10) Promover um Programa de Pesquisa e desenvolvimento científico (em parceria com universidades e institutos de pesquisa) para realização de estudos mais aprofundados a fim de ampliar o conhecimento sobre os impactos à saúde das populações cronicamente expostas ao mercúrio, garantindo investimento contínuo, por intermédio de financiamento regular;
11) Elaborar mecanismos de Proteção Financeira ao Setor Pesqueiro, a fim de evitar que pescadores artesanais sejam impactados economicamente pela restrição ao consumo de diversas espécies de peixes contaminados, enquanto a contaminação não seja interrompida. Princípio Poluidor-Pagador;
12) Formular políticas públicas que visem criar alternativas econômicas sustentáveis às comunidades indígenas afetadas pela mineração, a fim de garantir a segurança e a soberania alimentar e o respeito às tradições ancestrais;
13) Aprimorar, fortalecer e apoiar ações intersetoriais destinadas ao combate à ilegalidade na extração, na produção e na comercialização do ouro proveniente de Terras Indígenas, assim como ao contrabando de mercúrio, em todo o território brasileiro;
14) Lançar uma campanha pela proibição da importação de mercúrio;
15) Promover novos debates sobre a problemática da contaminação mercurial;
16) Desenvolver ações de prevenção e combate à presença de garimpeiros nas Tis;
17) Implementar um programa de intervenção social, para acolher os moradores e analisar socialmente através do estabelecimento de uma rede multidisciplinar com assistência social para amparar indígenas e não indígenas de áreas de garimpo.

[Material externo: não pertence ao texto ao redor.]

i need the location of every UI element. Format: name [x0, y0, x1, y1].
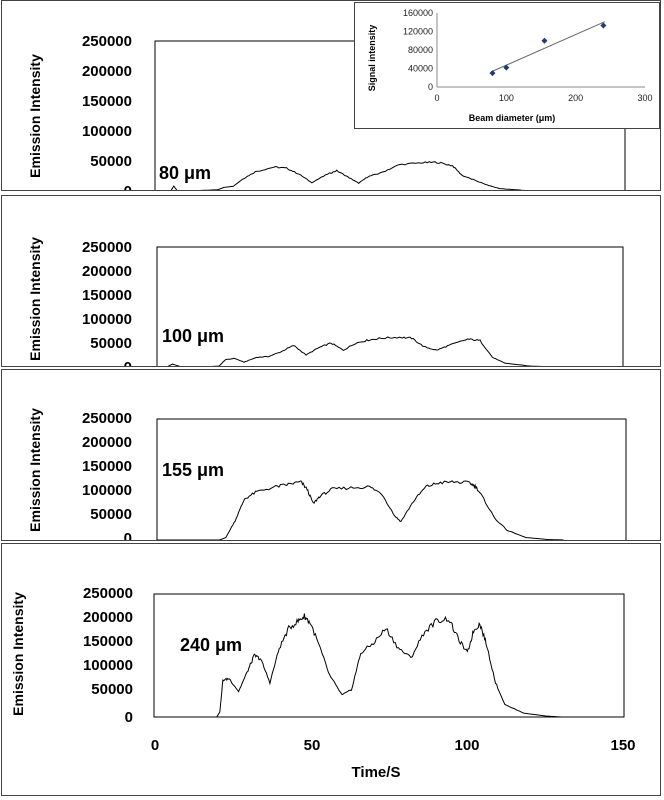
y-tick-label: 0 — [124, 359, 132, 367]
y-tick-label: 200000 — [82, 434, 132, 451]
beam-diameter-annotation: 80 μm — [159, 163, 211, 183]
inset-y-tick-label: 160000 — [403, 8, 433, 18]
series-line — [167, 336, 543, 366]
x-tick-labels: 0 50 100 150 — [151, 737, 636, 754]
y-tick-label: 50000 — [91, 681, 133, 698]
beam-diameter-annotation: 155 μm — [162, 460, 224, 480]
y-axis-label: Emission Intensity — [27, 237, 43, 361]
inset-data-point — [541, 37, 548, 44]
chart-155um: Emission Intensity 250000 200000 150000 … — [27, 408, 627, 541]
inset-y-tick-label: 120000 — [403, 27, 433, 37]
y-tick-label: 100000 — [82, 482, 132, 499]
y-axis-label: Emission Intensity — [27, 54, 43, 178]
inset-y-tick-label: 0 — [428, 82, 433, 92]
y-tick-label: 100000 — [83, 657, 133, 674]
y-tick-label: 150000 — [82, 458, 132, 475]
y-tick-label: 0 — [125, 709, 133, 726]
y-tick-label: 250000 — [82, 239, 132, 256]
series-80um — [170, 161, 528, 190]
plot-area — [156, 246, 624, 366]
y-tick-labels: 250000 200000 150000 100000 50000 0 — [82, 33, 132, 191]
inset-data-point — [600, 22, 607, 29]
y-tick-label: 200000 — [82, 63, 132, 80]
series-240um — [154, 613, 562, 718]
y-tick-label: 50000 — [90, 506, 132, 523]
series-155um — [157, 480, 564, 540]
chart-panel-240um: Emission Intensity 250000 200000 150000 … — [1, 543, 661, 796]
series-line — [170, 161, 528, 190]
inset-trendline — [490, 21, 605, 73]
inset-panel: Signal intensity Beam diameter (μm) 1600… — [354, 2, 660, 129]
x-tick-label: 100 — [454, 737, 479, 754]
y-tick-label: 150000 — [82, 287, 132, 304]
inset-x-tick-label: 200 — [568, 93, 583, 103]
x-tick-label: 0 — [151, 737, 159, 754]
inset-x-axis-label: Beam diameter (μm) — [469, 113, 556, 123]
inset-data-point — [489, 70, 496, 77]
inset-x-tick-label: 300 — [637, 93, 652, 103]
y-tick-labels: 250000 200000 150000 100000 50000 0 — [82, 410, 132, 541]
y-axis-label: Emission Intensity — [27, 408, 43, 532]
inset-x-tick-label: 0 — [434, 93, 439, 103]
x-axis-label: Time/S — [352, 764, 401, 781]
y-axis-label: Emission Intensity — [10, 592, 26, 716]
inset-y-axis-label: Signal intensity — [367, 25, 377, 92]
x-tick-label: 50 — [304, 737, 321, 754]
y-tick-label: 200000 — [83, 609, 133, 626]
y-tick-label: 0 — [124, 530, 132, 541]
series-line — [154, 613, 562, 718]
y-tick-label: 50000 — [90, 153, 132, 170]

18) Formar frente popular com instituições locais, estaduais e federais em defesa da bacia do Tapajós.
19) Investir em tecnologias para melhorar os processos de mineração e garimpagem para evitar o lançamento do mercúrio na natureza.
20) Aprofundar debate sobre outras fontes de contaminação por mercúrio na região em novo seminário. Exemplo: desmatamento, queimadas.
21) Investir em novas tecnologias para supressão do mercúrio na mineração.
22) Investir em educação e pesquisa por meio de campanhas com ênfase à denúncias para combater ilegalidade de garimpo nas terras indígenas para responsabilização criminal de quem causar dano.
23) Consolidar uma base de informações técnicas e objetivas sobre a temática para ter conhecimento real do que está acontecendo.
24) Criar Fórum de mercúrio com a participação das Colônias de Pescadores, Ministérios Públicos, Universidades, Sociedade Civil Organizada e Instituições Públicas relacionadas ao tema.
25) Realizar capacitação de profissionais de saúde da área ribeirinha e indígena, e atividades de educação em saúde para pescadores.
26) Encaminhar relatório do Seminário ao Ministério Público para direcionar recomendações aos atores envolvidos.